La « double peine », c'est cette anomalie de notre droit
pénal qui aboutit à punir par deux fois pour un même
délit une personne, au motif exclusif qu'elle n'est pas de
nationalité française : condamnation à une peine de
prison et interdiction du territoire prononcée par le juge judiciaire ou
arrêté d'expulsion pris par l'autorité administrative.

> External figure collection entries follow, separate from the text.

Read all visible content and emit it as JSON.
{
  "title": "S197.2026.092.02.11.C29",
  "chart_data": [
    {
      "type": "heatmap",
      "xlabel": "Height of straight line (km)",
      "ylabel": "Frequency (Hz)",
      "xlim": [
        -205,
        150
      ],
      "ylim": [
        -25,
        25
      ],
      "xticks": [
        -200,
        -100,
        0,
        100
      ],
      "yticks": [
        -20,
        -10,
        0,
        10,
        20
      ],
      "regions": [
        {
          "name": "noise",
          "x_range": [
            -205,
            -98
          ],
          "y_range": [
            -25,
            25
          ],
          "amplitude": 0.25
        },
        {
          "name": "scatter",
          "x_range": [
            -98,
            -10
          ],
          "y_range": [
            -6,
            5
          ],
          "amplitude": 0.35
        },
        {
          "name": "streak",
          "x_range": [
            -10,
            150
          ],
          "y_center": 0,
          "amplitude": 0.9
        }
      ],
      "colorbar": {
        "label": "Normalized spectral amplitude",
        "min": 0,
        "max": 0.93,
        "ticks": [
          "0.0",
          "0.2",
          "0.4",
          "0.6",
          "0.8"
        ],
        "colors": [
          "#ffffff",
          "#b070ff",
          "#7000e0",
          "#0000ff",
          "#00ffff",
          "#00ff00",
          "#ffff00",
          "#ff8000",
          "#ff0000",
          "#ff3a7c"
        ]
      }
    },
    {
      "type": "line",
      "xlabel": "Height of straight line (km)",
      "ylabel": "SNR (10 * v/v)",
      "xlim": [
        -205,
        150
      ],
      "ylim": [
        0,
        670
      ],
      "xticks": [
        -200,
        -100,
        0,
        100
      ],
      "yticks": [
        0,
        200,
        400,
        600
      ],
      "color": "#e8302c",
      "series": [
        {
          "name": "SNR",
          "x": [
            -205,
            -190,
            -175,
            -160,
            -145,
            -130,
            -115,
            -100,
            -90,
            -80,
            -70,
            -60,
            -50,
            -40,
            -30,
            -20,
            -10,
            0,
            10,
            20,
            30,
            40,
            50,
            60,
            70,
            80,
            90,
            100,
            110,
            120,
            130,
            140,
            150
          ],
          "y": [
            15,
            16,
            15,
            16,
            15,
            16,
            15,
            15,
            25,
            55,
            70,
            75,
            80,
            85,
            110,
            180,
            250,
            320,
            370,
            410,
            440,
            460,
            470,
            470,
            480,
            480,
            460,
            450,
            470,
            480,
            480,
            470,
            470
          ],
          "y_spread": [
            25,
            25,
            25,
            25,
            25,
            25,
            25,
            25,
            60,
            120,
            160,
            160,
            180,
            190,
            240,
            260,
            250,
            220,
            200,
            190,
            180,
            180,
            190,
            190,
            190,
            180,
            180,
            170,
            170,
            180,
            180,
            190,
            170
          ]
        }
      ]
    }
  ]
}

Chaque année, ce sont ainsi près de 20 000 personnes qui font
l'objet d'une peine d'interdiction du territoire français
prononcée par un tribunal. Parmi elles, nombreuses sont celles pour qui
cette peine aura des conséquences extrêmement lourdes parce que,
en France depuis nombreuses années, elles y ont toutes leurs
attaches : familiales, privées, sociales et économiques. Le
retour dans un pays avec lequel elles n'ont d'autres liens que celui d'une
« nationalité de papier » apparaît alors,
à bien des égards, dramatique lorsqu'il les sépare de leur
famille, leurs parents, leurs frères et soeurs quand ce n'est pas leur
conjoint et leurs enfants, leurs amis, leurs voisins, leur école ou leur
travail.
C'est en ce sens qu'il convient de parler de « vie
brisée », laquelle ne s'arrête pas seulement à la
personne bannie elle-même, mais se répercute également sur
son entourage en privant les enfants de père ou de mère, les
femmes de mari, les petits-enfants de grands-parents.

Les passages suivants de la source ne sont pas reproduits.